Main cast: Johnny Depp (Mort Rainey), John Turturro (John Shooter), Maria Bello (Amy Rainey), Timothy Hutton (Ted), Charles S Dutton (Ken Karsch), and Len Cariou (Sheriff Dave Newsome)
Director: David Koepp
I have one big problem with this movie. I haven’t read Secret Window, Secret Garden, the Stephen King novella of which this movie is based on, but I can correctly guess the “surprise ending” ten minutes into the start of the movie. I spend the rest of this movie bored by the slow pace and waiting impatiently for the denouement to fall, a denouement that I correctly predict will happen.
Mort Rainey is not a happy man because he discovers his wife Amy cheating on him. Six months later, the Raineys are in the midst of a divorce. Mort’s problems get worse when a man, John Shooter, comes out of the blue to accuse Mort of plagiarizing his story. Shooter soon becomes increasingly violent when Mort fails to placate him and even murders a few of Mort’s acquaintances as well as Mort’s dog, and Mort realizes that he has to do something before Shooter destroys him completely.

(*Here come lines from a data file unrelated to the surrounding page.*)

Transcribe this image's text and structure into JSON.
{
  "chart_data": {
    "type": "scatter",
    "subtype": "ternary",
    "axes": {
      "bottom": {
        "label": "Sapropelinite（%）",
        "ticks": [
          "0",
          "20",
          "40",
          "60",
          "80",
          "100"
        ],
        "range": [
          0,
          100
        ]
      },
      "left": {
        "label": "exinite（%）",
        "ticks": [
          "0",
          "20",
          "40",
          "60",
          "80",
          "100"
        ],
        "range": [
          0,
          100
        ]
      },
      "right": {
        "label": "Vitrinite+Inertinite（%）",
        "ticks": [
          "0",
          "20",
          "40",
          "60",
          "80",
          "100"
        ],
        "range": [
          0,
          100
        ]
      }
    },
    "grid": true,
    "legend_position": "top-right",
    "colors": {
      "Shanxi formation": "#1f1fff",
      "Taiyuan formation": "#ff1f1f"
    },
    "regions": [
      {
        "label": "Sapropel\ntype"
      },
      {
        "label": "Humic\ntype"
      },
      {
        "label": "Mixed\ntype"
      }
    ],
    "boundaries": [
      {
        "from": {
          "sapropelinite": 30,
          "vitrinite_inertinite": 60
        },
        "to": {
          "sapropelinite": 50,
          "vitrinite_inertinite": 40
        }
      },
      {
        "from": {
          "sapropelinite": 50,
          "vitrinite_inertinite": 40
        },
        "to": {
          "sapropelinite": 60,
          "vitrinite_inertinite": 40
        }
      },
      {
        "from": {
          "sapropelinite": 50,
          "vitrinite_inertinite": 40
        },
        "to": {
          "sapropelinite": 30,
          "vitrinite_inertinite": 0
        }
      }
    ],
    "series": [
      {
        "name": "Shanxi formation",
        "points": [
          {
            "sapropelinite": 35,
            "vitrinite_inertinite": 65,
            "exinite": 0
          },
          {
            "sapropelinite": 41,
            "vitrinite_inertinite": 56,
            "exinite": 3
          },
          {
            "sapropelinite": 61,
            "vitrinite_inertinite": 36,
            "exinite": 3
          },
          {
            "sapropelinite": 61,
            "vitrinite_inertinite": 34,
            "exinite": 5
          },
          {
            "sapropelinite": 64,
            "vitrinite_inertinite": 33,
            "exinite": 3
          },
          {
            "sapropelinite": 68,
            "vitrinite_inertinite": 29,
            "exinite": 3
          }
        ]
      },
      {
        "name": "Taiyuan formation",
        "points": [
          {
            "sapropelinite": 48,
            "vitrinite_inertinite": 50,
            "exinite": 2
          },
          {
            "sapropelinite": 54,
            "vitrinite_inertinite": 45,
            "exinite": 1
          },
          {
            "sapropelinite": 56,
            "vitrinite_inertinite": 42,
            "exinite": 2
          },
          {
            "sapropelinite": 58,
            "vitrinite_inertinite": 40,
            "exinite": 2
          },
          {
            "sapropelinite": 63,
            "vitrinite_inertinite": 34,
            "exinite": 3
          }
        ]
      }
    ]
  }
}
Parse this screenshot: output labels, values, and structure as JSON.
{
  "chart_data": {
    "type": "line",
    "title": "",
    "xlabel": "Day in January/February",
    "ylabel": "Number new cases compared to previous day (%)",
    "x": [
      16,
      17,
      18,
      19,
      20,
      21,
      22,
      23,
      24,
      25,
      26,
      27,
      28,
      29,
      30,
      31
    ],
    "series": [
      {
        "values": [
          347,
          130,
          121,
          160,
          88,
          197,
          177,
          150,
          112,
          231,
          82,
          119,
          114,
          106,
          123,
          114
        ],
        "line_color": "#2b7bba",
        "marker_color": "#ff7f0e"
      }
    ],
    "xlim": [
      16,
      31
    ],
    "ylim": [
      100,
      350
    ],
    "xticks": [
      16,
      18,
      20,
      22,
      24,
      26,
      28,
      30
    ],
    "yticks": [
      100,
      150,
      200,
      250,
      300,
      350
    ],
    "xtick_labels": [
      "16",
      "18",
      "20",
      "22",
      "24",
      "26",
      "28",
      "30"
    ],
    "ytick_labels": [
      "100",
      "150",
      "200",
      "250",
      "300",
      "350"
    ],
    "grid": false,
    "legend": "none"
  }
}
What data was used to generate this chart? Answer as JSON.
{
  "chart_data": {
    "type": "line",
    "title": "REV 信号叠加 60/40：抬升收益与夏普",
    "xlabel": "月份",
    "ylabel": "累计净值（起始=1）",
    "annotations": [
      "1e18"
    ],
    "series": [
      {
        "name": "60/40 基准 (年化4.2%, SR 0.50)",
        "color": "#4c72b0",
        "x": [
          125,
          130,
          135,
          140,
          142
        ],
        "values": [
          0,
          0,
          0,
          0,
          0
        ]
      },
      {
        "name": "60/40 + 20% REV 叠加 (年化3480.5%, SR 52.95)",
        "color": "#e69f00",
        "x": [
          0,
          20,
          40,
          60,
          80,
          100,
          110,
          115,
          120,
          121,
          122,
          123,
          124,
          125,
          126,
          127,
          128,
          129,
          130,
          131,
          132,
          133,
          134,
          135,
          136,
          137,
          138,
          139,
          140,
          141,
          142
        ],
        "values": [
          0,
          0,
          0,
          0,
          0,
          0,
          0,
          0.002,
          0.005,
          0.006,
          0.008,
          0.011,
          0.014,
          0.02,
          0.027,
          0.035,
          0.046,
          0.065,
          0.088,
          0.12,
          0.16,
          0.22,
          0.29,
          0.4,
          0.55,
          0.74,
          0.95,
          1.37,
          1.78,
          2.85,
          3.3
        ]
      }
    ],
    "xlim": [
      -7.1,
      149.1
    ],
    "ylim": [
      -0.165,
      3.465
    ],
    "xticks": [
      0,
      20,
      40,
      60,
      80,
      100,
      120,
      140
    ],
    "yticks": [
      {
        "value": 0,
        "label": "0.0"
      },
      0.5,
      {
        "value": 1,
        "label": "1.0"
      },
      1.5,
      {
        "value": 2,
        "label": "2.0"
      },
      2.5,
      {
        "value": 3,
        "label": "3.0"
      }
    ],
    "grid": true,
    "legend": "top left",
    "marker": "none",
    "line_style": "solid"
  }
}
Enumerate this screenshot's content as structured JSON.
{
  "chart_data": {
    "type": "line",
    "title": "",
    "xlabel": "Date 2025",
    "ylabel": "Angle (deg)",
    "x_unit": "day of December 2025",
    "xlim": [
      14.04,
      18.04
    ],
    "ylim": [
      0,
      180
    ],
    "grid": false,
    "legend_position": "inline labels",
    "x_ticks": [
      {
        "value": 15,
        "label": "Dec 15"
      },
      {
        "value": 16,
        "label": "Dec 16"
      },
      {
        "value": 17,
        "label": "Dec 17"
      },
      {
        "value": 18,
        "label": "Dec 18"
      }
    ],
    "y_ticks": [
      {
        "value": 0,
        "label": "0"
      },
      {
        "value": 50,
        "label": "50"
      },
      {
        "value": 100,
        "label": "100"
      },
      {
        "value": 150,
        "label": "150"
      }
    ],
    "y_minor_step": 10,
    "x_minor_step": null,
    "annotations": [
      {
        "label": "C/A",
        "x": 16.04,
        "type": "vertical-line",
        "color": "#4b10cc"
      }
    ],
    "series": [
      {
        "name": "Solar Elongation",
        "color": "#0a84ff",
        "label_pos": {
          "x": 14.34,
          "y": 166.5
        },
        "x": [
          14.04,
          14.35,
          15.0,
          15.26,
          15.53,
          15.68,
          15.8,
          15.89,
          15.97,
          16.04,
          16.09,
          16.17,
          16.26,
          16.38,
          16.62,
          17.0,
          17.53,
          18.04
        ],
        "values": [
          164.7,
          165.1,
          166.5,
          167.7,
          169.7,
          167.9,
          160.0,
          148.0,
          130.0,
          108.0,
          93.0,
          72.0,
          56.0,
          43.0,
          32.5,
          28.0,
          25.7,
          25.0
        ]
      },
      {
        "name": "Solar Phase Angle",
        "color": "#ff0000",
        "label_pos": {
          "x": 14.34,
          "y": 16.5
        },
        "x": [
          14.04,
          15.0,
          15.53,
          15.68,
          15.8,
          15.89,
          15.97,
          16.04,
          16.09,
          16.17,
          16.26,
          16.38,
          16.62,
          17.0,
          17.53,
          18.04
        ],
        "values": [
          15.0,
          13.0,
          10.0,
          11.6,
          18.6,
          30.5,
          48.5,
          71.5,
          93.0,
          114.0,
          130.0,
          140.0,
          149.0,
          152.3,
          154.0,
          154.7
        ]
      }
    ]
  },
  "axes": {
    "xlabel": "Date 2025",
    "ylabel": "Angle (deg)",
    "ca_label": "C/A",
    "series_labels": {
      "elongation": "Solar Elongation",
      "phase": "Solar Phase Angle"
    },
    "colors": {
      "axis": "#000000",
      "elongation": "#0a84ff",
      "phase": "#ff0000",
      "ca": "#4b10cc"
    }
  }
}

I find that David Koepp’s direction and script telegraph his tricks very openly. I don’t even have to start looking for clues. The increasingly overused conventions of supernatural thrillers that appear since The Sixth Sense became a sleeper hit are present in this movie. Even the Hitchcock-like ending is predictable. It is a frustrating wait for this movie to reveal what I have already correctly guessed. The annoying Southern nasty hick stereotypes populating this movie don’t improve matters even a little.
While competently acted, Secret Window holds little surprises for me. It’s predictable, slow, and too dull for words.